Epilog

3.7K 237 87
                                    

“Kit! Bangun atau papi siram pakai air panas?” ancam papi dipagi buta.

Aku merenggangkan otot, melirik jam weker yang masih menunjukkan pukul tujuh pagi. Seriously? Aku libur hari ini, lantas kenapa papi heboh sekali. Biasanya dia akan tenang, membiarkanku tidur hingga siang—bahkan sore.

Aku menurut, turun dari ranjang menuju dapur. Daddy sudah duduk di sana, kepalanya masih tak seimbang hampir jatuh membentur meja karena ngantuk.

“Pagi, Dad,” sapaku lemah. Sesekali tanganku menutup mulut yang terus menguap. Aku lupa, semalam aku tidur jam berapa. Intinya sudah larut karena game baru yang dibelikan Paman Ohm.

Paman Ohm? Mataku membesar seketika, buru-buru aku beranjak ke ruang tamu menilik kalender di atas meja kecil sebelah sofa. Di sana, ada lingkaran tinta merah dengan keterangan ‘Wedding scene’. Ya Tuhan, kenapa aku bisa lupa hari ini. Pantas saja papi mengamuk.

“Sing, kenapa kau di sana? Mandi dan bersiaplah. Kita bisa telat nanti.” Omel papi yang terdengar ke ruang tamu.

“Dad, Paman Ohm menikah ...!” seruku mengahampiri daddy yang masih stay di kursi meja makan.

“Baru sadar? Apa otak kalian sudah kembali lagi?!” gerutu papi sembari berkacak pinggang memperhatikn kami berdua. “Cepat mandi atau terima akibatnya bila kita telat!” papi kembali mengancam lalu beranjak.

“Dad, apa kau melakukannya kasar tadi malam?” tanyaku lirih.

Papi menggeleng pelan dengan wajah cengonya. “Papimu menjadi lebih sensitif saat kembali dari rumah sakit.”

“Dia hamil?” seketika daddy langsung mendelik dan meninggalkanku sendirian.

Ada yang salah?

Pukul setengah delapan. Aku dan daddy berlari kecil mengahampiri papi yang sudah berdiri di samping mobil. Dia sangat tampan, setelan jas berwarna cokelat kulit terlihat sangat serasi dengan rambut pomade yang terlihat klemis itu.

Aku aku benar-benar terpanah oleh pesona papi.

“Cepat masuk mobil!” galaknya membuyarkan segala khayalanku. Ralat, aku tidak akan terpesona dengan papi yang galak.

“Lihatlah. Kau masih saja tidak bisa memakai dasi dengan benar!” Gerutu papi sembari membenarkan dasi daddy.

Jangan percaya. Daddy sedang berbohong dengan pura-pura salah mengenakan dasi. Tadi di dalam aku sudah hendak membantunya membenarkan tetapi dia larang lalu berkata, “Jangan, biar papimu saja.” Kemudian daddy menyengir aneh.

Papi sedang sibuk membenarkan dasi daddy. Lalu daddy tiba-tiba saja menerkam bibir merah muda papi dengan mesra. Aku bergidik dari dalam mobil berharap Tuhan mencongkel mataku saat ini. Sungguh, aku tidak kuat menyaksikan mereka bergumul dipagi hari.

Papi menepis tangan daddy yang neremas bokongnya lalu mendelik sangar. “Ada Kit, kau tidak malu?”

Kalau boleh jujur, sebenarnya aku yang malu melihat ini semua. Fix, aku akan lakukan hal yang sama pada Emma.
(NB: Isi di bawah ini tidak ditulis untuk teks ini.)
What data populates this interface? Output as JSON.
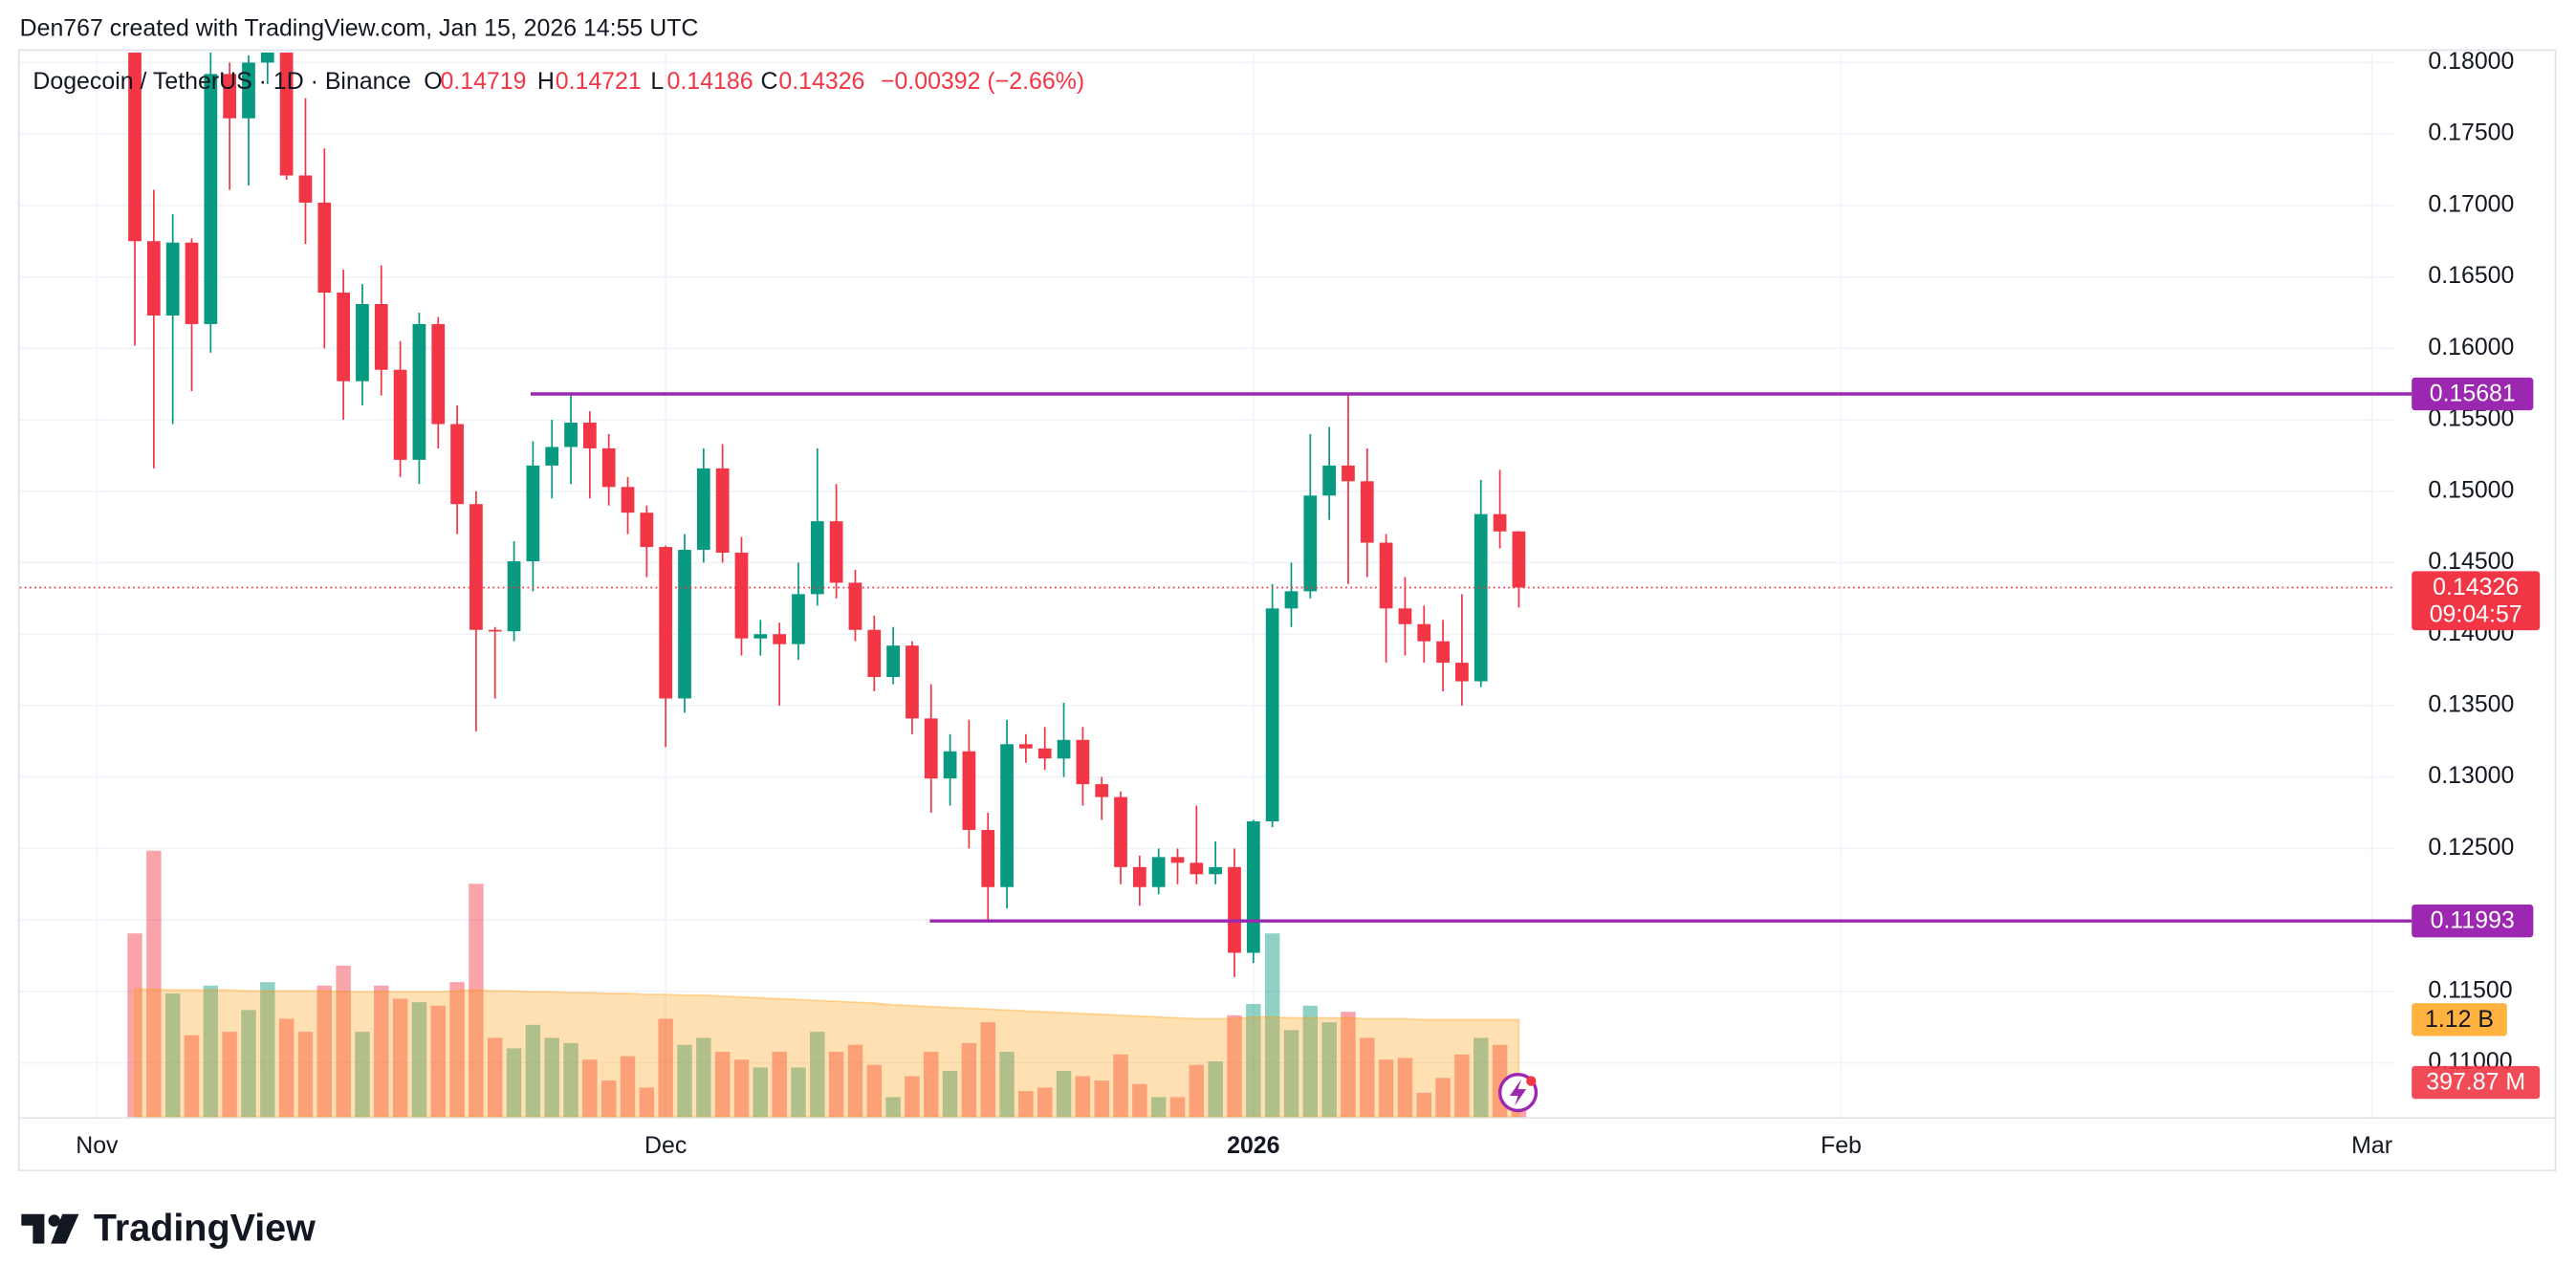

Aku dan dia sudah jadian kira-kira ... Ah, aku lupa sudah berapa lama. Dan itu yang membuatnya terus menjitak kepalaku ketika dia menyinggung tanggal jadian kami. Eh, tapi kami belum menikah. Apakah boleh? Baiklah, setelah selesai acara Paman Ohm aku akan mendaftar untuk menikahi Emma agar segera bisa memciumnya atau meremas bokong seperti yang daddy lakukan.

Semakin aku tumbuh dewasa, entah kenapa pemandangan seperti ini jauh lebih nikmat. Aku tidak mesum, buktinya aku selalu menolak film porno yang selalu Paman Ohm pamerkan padaku.